The interesting thing is that it gives you a cleaner way to think about inference infrastructure:

  • make each node honest
  • verify the hardware path locally
  • expose one consistent API surface
  • let the mesh decide how to use the pool

That is a much better operational model than hand-wiring one-off model servers and pretending distributed behavior will sort itself out later.

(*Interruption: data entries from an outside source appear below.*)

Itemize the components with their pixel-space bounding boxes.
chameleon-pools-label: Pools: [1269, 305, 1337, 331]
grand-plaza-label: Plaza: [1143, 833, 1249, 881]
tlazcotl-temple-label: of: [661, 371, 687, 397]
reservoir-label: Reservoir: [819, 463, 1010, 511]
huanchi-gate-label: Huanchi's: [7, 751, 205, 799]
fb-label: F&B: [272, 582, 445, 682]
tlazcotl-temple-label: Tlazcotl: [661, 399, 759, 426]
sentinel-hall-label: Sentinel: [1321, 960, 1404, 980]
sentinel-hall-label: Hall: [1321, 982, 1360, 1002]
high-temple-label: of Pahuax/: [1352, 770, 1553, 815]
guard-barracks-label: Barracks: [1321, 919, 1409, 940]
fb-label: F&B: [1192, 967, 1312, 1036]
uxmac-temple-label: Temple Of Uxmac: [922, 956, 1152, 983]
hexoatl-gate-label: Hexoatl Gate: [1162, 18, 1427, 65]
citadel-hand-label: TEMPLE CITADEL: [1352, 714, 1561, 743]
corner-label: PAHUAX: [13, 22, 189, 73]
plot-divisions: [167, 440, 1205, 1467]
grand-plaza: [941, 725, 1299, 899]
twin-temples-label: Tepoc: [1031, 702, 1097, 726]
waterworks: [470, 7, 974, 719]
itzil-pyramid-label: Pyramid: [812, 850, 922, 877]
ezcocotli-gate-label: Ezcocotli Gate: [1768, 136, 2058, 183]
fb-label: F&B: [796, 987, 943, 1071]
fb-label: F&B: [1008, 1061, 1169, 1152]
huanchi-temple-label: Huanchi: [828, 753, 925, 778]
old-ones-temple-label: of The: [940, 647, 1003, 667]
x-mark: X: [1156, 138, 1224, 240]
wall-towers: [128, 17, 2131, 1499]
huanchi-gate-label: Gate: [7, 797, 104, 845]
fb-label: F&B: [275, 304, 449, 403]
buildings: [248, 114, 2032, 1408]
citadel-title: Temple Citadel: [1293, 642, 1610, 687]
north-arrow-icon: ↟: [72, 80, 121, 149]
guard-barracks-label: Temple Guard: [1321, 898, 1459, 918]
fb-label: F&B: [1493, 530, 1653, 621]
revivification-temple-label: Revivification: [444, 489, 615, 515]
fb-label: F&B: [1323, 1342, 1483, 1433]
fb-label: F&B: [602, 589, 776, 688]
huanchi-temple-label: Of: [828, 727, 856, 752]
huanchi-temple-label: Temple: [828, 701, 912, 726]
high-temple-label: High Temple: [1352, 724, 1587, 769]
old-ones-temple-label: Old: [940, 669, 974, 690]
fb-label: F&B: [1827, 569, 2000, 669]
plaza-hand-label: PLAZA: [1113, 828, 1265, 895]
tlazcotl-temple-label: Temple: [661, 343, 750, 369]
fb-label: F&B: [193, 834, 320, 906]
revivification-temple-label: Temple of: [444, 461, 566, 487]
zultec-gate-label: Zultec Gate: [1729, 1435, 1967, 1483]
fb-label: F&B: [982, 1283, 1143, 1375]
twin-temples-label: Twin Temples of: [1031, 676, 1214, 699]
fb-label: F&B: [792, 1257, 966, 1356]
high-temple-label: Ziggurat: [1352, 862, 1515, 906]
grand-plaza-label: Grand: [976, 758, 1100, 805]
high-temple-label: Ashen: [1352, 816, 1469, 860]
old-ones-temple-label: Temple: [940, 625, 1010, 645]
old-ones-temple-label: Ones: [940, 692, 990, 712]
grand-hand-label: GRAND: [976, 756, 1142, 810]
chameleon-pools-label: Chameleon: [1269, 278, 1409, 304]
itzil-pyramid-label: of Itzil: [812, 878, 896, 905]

Copy/paste rebuild checklist

If you are doing this on a similar machine, the shortest useful checklist is:

  1. Verify the repo and toolchain are local and current.
  2. Rebuild with the CUDA backend explicitly.
  3. Set the correct CUDA architecture for the machine.
  4. Confirm the build cache shows GGML_CUDA=ON and GGML_RPC=ON.
  5. Verify rpc-server, llama-server, and mesh-llm were actually rebuilt.
  6. Verify the installed binary matches the fresh build.
  7. Run mesh-llm gpus and confirm the runtime sees the real GPU.

If you skip any of those, you are leaving room for fake confidence.

Closing

The headline is not “we turned on a flag.”

The headline is that we made our local inference node real.

Mesh-LLM is most compelling when it turns uneven hardware into a shared serving surface. But that only works when each participant is built and verified like production infrastructure.

That is what we did here: rebuild the stack for CUDA on ARM64, verify the artifacts, and turn the box into a better node for the mesh.